Know what you are looking for when defining your organization’s relevant risks.
Many companies have not clearly defined what their main risks are. Even at the board level there can be disagreement about the most relevant risks their company faces.
Vertical consensus: determining risks across business units and divisions
There are multiple reasons for this lack of risk consensus. In a siloed organization, different units and divisions within a company may have very different views on the gravity of a risk.
Managers in the human resource or marketing function, for example, may have different risk perceptions from managers in the legal or internal audit function. A similar lack of consensus may exist between managers in different business lines.
Silo thinking can have very grave consequences. In the absence of company-wide definitions, priorities and procedures, different business units will always press for more attention for “their” risks once detected. And those best able to articulate their perspective may get the resources, instead of resources going to the area most directly affected by a key risk.
Senior management and board members need to define the main company-wide risks, communicate them throughout the organization, and develop procedures to measure and monitor them.
Vertical silo organizations should also pay special attention to systemic, cumulative risks. These are present in multiple silos and may represent a very significant risk to the company as a whole, although from the perspective of each individual silo, they may not seem that important.
Horizontal consensus: sharing a common risk language through the ranks
Managers in different horizontal, hierarchical layers within an organization tend to have different perceptions and time frames when thinking and talking about performance and risk.
Strategic risk analysis and its related scenario analysis are often perceived to be the domain of executive management and the board.
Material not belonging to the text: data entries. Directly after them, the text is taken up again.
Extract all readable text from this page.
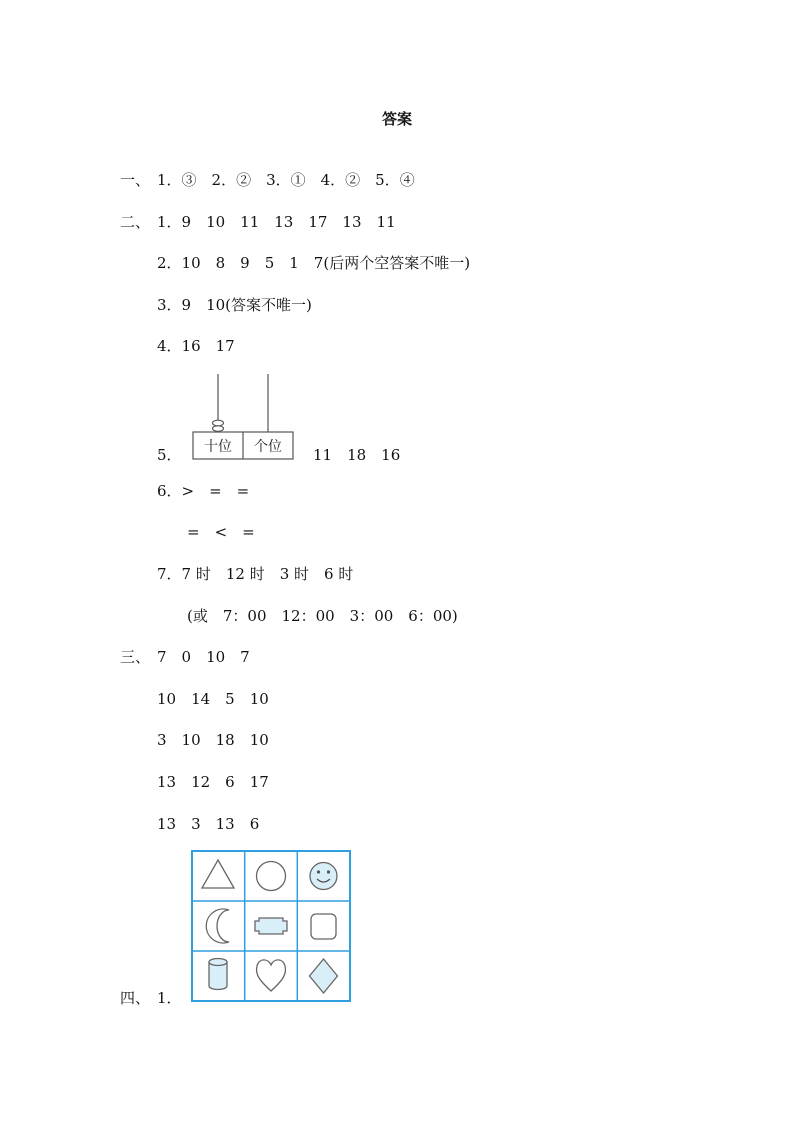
答案
一、 1．③　2．②　3．①　4．②　5．④
二、 1．9　10　11　13　17　13　11
2．10　8　9　5　1　7(后两个空答案不唯一)
3．9　10(答案不唯一)
4．16　17
5． 十位 个位 11　18　16
6．>　=　=
=　<　=
7．7 时　12 时　3 时　6 时
(或　7：00　12：00　3：00　6：00)
三、 7　0　10　7
10　14　5　10
3　10　18　10
13　12　6　17
13　3　13　6
四、 1．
Lower down in the organization, managers stress tactical SWOT analysis, operational risks and related scorecards, or very short-term budget-to-actual considerations.
The board may be asking, “Are we in the right markets going forward?” But further down in the organization an operational manager may ask, “Do I continue selling to company X now that it has been denied credit insurance?”
As in the case of silo thinking, management should communicate the company-wide risk management priorities and procedures up and down the hierarchical layers of the organization. And regardless of horizontal layer, everyone should share the same view regarding the most important short-term, medium-term and long-term risks and how to manage them.